The BCZT powder was prepared employing a two-step solid state reaction using reagent grade carbonates and oxides. The raw powders CaCO₃ (Fluka Chemie GmbH, purity > 99%)), BaCO₃ (Alfa Aesar GmbH KG, purity 99.95%), TiO₂ (Merck KgaA, purity > 99%) and ZrO₂ (Sigma Aldrich U.K. purity 99%) were mixed according to the stoichiometric formula 0.5Ba(Zr_0.2Ti_0.8)O₃−0.5(Ba_0.7Ca_0.3)TiO₃. This composition was chosen keeping in mind the phase diagram of BZT-xBCT^19,23 with special emphasis on the high piezoelectric constants of this composition. All the powders were added to an alumina milling container with yttria stabilized zirconia balls and ethanol. The suspensions was ball-milled in a planetary ball mill (Fritsch Pulverisette 5) for 12 hours at 250 rpm and dried at room temperature for 24 h. The obtained powder was calcined at 1400 °C for 6 h with a heating rate of 5 °C/min and subsequently ball-milled for 10 hours with the previously described parameters. The powder was again calcined for another 6 hours at 1500 °C at a rate 5 °C/min and ball milled subsequently for 10 hours as previously.

CoFe₂O₄ was also prepared by the mixed oxide route. The oxides of iron and cobalt i.e. Fe₂O₃ (Alfa Aesar GmbH KG, purity > 99%) and Co₃O₄ (Alfa Aesar GmbH KG, purity > 99%) were mixed together in ethanol in stoichiometric ratios and milled for 10 hours in alumina crucible with yttria stabilized zirconia balls for 10 hours. The suspension was dried and calcined for 6 hours at 1050 °C with a heating rate of 5 °C/min and ball milled again with the previously described parameters. The calcined powders BCZT and CFO were mixed together in 85% and 15% weight % ratio in ethanol and milled for 6 hours at 300 rpm. The suspension was dried and the obtained powder was pressed into disk shaped pellets of 6 mm diameter and 1 mm thickness using a hydraulic press under uniaxial pressure of 300 MPa for 2 min. The pellets were sintered in covered alumina crucibles in air at 1300 °C for 6 hours and with the heating rate of 5 °C/min.
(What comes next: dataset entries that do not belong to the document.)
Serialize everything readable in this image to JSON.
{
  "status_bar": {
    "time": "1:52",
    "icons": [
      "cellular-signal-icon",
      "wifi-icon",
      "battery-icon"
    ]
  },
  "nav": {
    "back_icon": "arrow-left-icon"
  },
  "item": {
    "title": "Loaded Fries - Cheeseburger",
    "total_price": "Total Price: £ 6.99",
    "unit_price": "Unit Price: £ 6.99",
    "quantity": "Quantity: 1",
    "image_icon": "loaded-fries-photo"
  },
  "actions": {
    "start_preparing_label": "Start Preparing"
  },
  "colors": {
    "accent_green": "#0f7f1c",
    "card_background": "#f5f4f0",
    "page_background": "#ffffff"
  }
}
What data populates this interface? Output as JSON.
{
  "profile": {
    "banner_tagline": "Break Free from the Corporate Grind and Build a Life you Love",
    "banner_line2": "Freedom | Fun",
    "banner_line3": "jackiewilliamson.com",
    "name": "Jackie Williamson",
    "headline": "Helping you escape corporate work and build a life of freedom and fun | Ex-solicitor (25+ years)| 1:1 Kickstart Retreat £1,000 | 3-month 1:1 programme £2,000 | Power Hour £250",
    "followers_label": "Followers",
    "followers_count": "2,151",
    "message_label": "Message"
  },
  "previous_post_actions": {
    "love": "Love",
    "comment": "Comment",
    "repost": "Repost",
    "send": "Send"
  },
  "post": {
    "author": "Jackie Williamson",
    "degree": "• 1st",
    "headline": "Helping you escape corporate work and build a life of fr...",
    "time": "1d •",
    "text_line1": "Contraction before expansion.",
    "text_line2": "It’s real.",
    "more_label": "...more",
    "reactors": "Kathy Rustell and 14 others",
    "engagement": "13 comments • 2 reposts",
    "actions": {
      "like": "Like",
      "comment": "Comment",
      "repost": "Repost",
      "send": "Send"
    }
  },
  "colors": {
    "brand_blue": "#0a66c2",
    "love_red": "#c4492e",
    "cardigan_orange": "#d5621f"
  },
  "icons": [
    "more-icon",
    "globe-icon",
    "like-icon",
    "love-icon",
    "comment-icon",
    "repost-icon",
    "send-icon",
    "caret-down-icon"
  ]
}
X-ray diffraction was performed at room temperature using a Siemens D5000 diffractometer both for the calcined powders and for the final sintered pellets. Rietveld refinement was performed using Highscore plus software⁴⁸. The structures shown in Fig. 1(b,c) were drawn with Diamond-Crystal Structure and visualization software⁴⁹. For piezoresponse force microscopy studies the samples were polished with fine polishing papers up to 1 micron or 8000 grit. Measurements were performed using a commercial scanning probe microscope (MFP-3D, Asylum Research). For electrical measurements, the sintered pellets were ground to 900 μm thickness and silver electrodes were fired at 500 °C on both faces. Macroscopic polarization versus electric field (P-E) loops were studied using a custom-made Sawyer–Tower circuit at an electric field frequency of 100 Hz. Dielectric measurements were accomplished using a Solartron 1260 impedance analyzer with the dielectric interface 1296. The magnetic measurements were performed by SQUID magnetometry (MPMS-5S, Quantum Design). The converse magnetoelectric effect was measured using a modified ac susceptometer of the SQUID magnetometer, where the first harmonic of the ac magnetic moment induced by an external ac electric field (f_ac  = 11 Hz) is measured⁴¹. We addressed the longitudinal magnetoelectric effect, where the applied magnetic field, applied electric field and the measured magnetization are parallel to each other and perpendicular to the sample surface.